An oil company in Kern County has agreed to pay a $60,000 penalty after discharging saline water and hydraulic fracturing fluid into an unlined pit, state water authorities said Friday.
The settlement with Vintage Production California LLC is the first state action against an oil company involving hydraulic fracturing or fracking -- extracting oil from shale by injecting it with water and chemicals.
The company also agreed to further investigate possible groundwater contamination around the pit, according to the draft order posted by the Central Valley Regional Water Quality Control Board. The public has 30 days to comment on the order.
A spokeswoman for Vintage Production, a subsidiary of Occident Petroleum, said the company fully cooperated in the investigation. Spokeswoman Susie Geiger said Vintage's primary concern is to safeguard the environment.

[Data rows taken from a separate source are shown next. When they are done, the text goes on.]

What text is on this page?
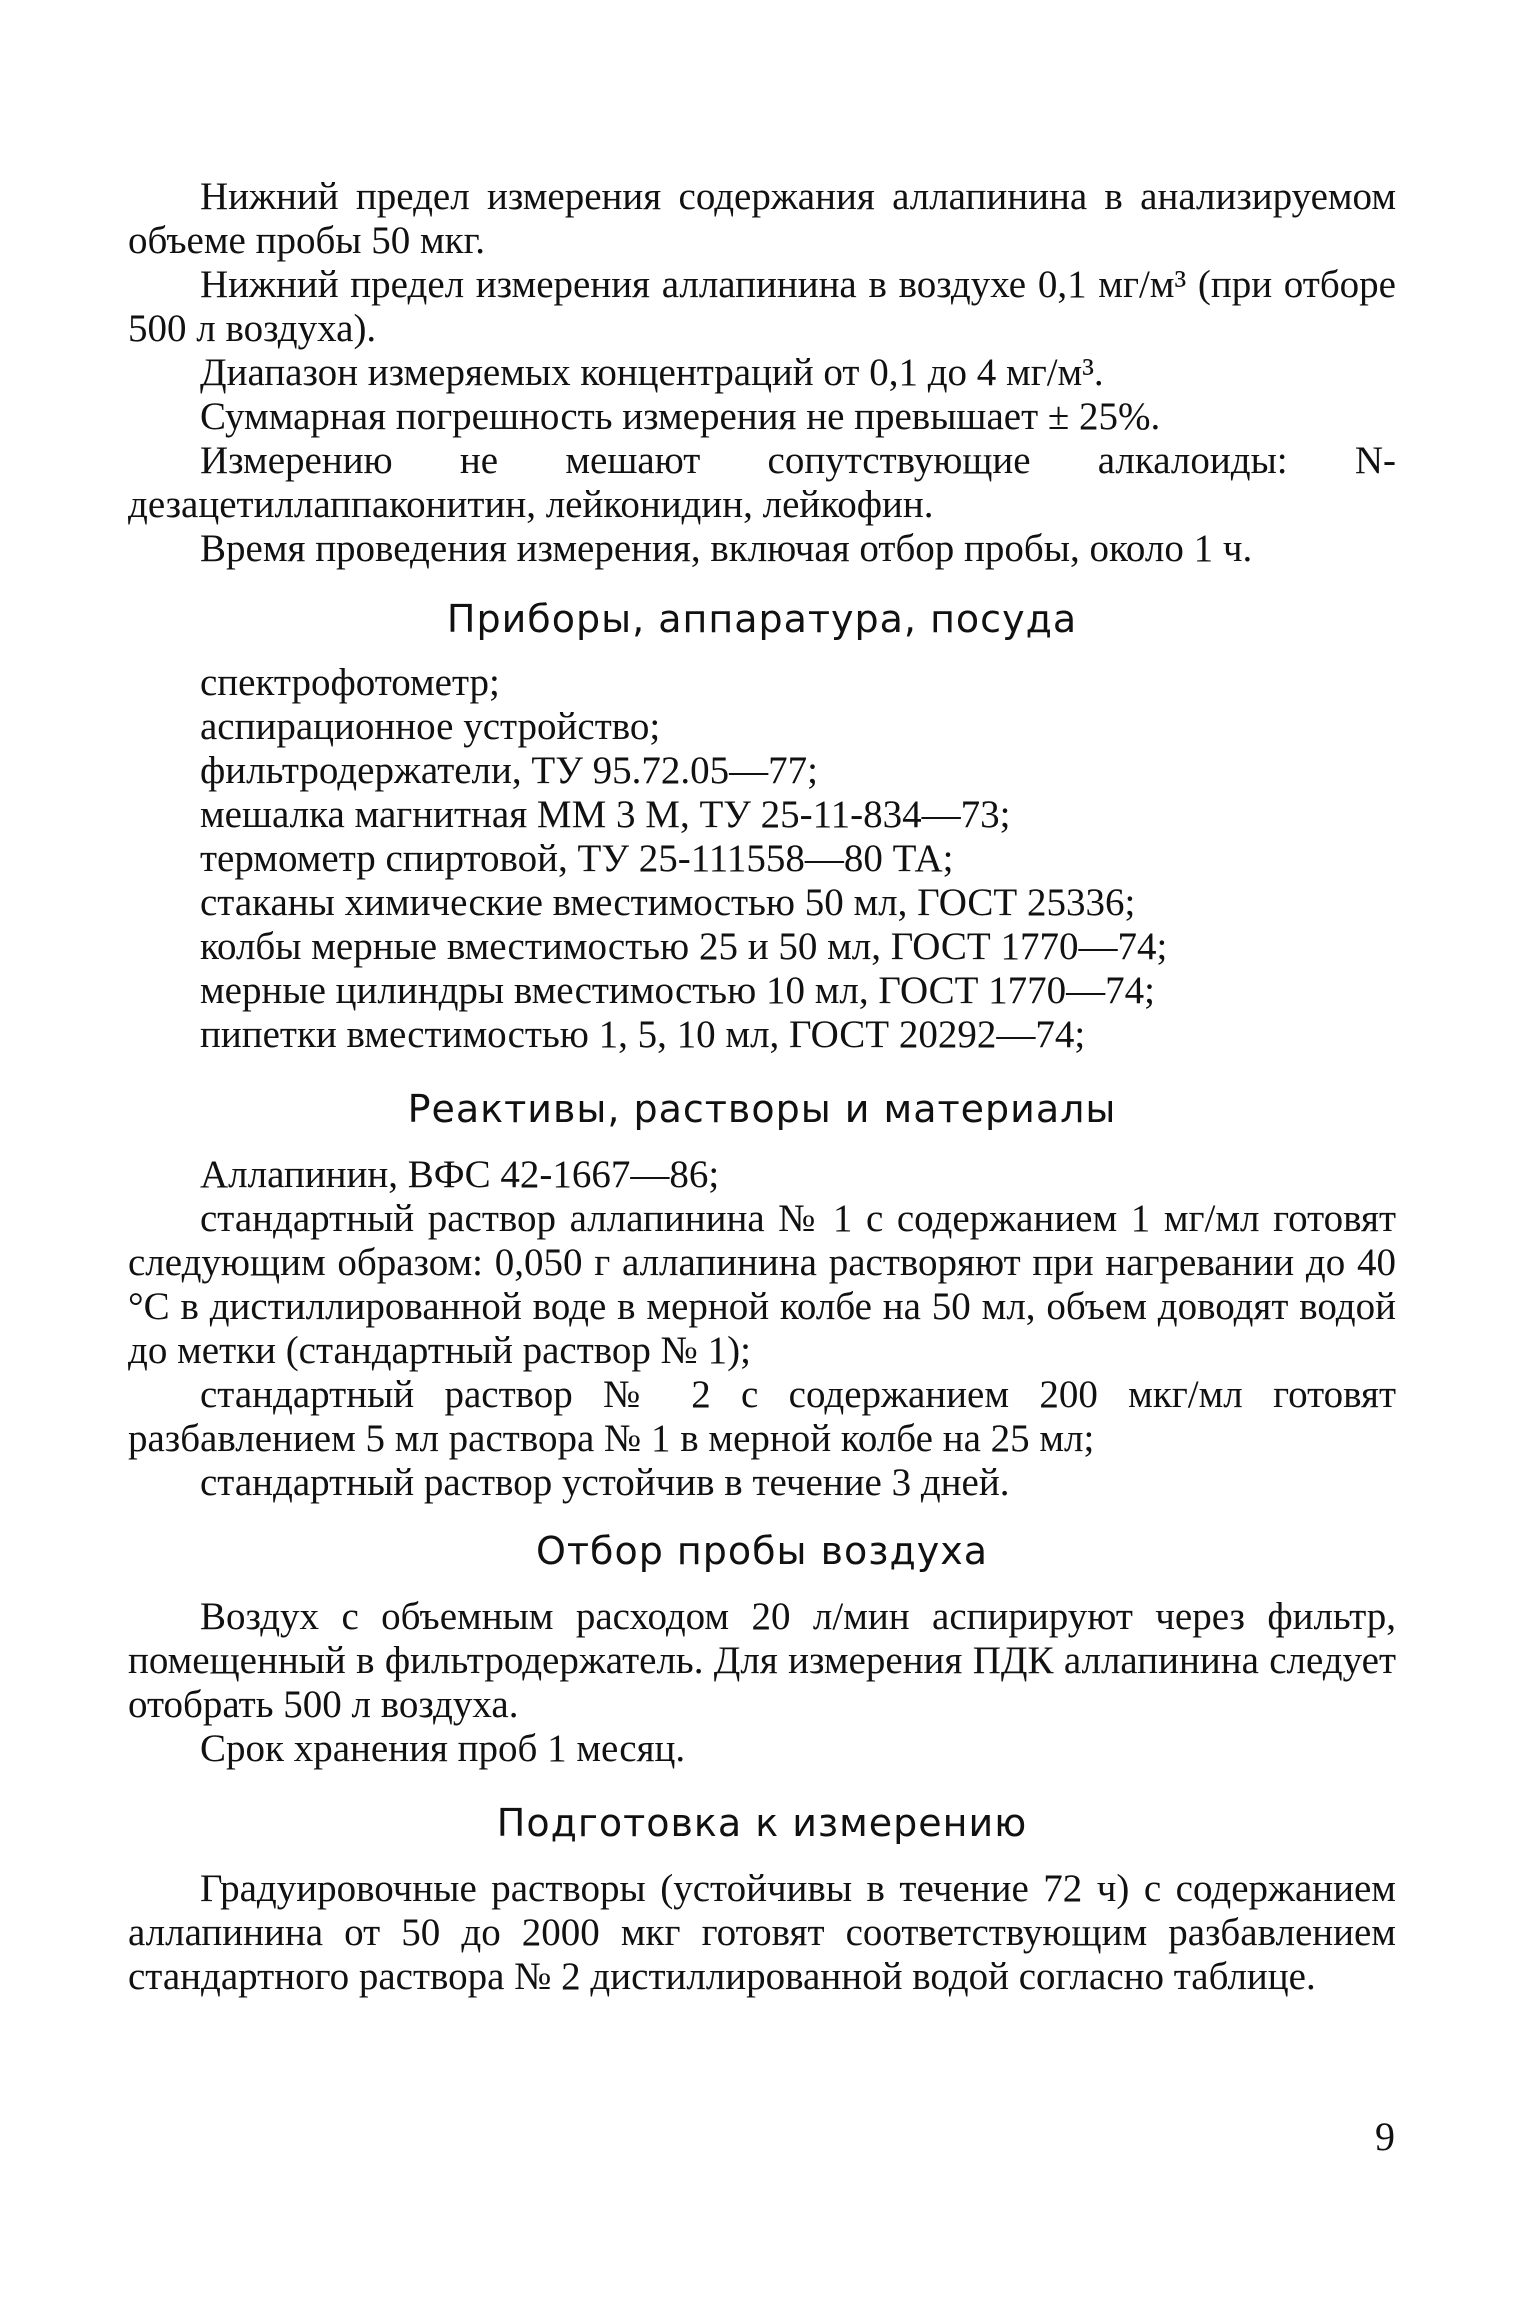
Нижний предел измерения содержания аллапинина в анализируемом объеме пробы 50 мкг.

Нижний предел измерения аллапинина в воздухе 0,1 мг/м³ (при отборе 500 л воздуха).

Диапазон измеряемых концентраций от 0,1 до 4 мг/м³.

Суммарная погрешность измерения не превышает ± 25%.

Измерению не мешают сопутствующие алкалоиды: N-дезацетиллаппаконитин, лейконидин, лейкофин.

Время проведения измерения, включая отбор пробы, около 1 ч.

Приборы, аппаратура, посуда
спектрофотометр;
аспирационное устройство;
фильтродержатели, ТУ 95.72.05—77;
мешалка магнитная ММ 3 М, ТУ 25-11-834—73;
термометр спиртовой, ТУ 25-111558—80 ТА;
стаканы химические вместимостью 50 мл, ГОСТ 25336;
колбы мерные вместимостью 25 и 50 мл, ГОСТ 1770—74;
мерные цилиндры вместимостью 10 мл, ГОСТ 1770—74;
пипетки вместимостью 1, 5, 10 мл, ГОСТ 20292—74;
Реактивы, растворы и материалы

Аллапинин, ВФС 42-1667—86;

стандартный раствор аллапинина № 1 с содержанием 1 мг/мл готовят следующим образом: 0,050 г аллапинина растворяют при нагревании до 40 °С в дистиллированной воде в мерной колбе на 50 мл, объем доводят водой до метки (стандартный раствор № 1);

стандартный раствор № 2 с содержанием 200 мкг/мл готовят разбавлением 5 мл раствора № 1 в мерной колбе на 25 мл;

стандартный раствор устойчив в течение 3 дней.

Отбор пробы воздуха

Воздух с объемным расходом 20 л/мин аспирируют через фильтр, помещенный в фильтродержатель. Для измерения ПДК аллапинина следует отобрать 500 л воздуха.

Срок хранения проб 1 месяц.

Подготовка к измерению

Градуировочные растворы (устойчивы в течение 72 ч) с содержанием аллапинина от 50 до 2000 мкг готовят соответствующим разбавлением стандартного раствора № 2 дистиллированной водой согласно таблице.

9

Though hundreds of new fracking wells have been drilled in the last three years, California does not have a specific law governing it. Gov. Jerry Brown this year signed Senate Bill 4, regulating the controversial practice. It will take effect in January.
Petroleum industry officials say fracking is a safe, proven technology. But environmentalists are suing to stop California fracking, saying no one knows for sure if it is polluting the underground water or the air.
State inspectors issued a notice of violation earlier this year to Vintage Production. Authorities were prompted to investigate Vintage after viewing a YouTube video of an illegal discharge near Shafter.
The video was shot in October 2012 by Shafter environmental activist Tom Frantz.
Regional board leaders now are reviewing a state waiver granted five years ago that allows oil companies to legally discharge some kinds of fluids and drilling muds into unlined pits.
In the settlement, Vintage has agreed to cease discharging into any unlined pits in agricultural areas.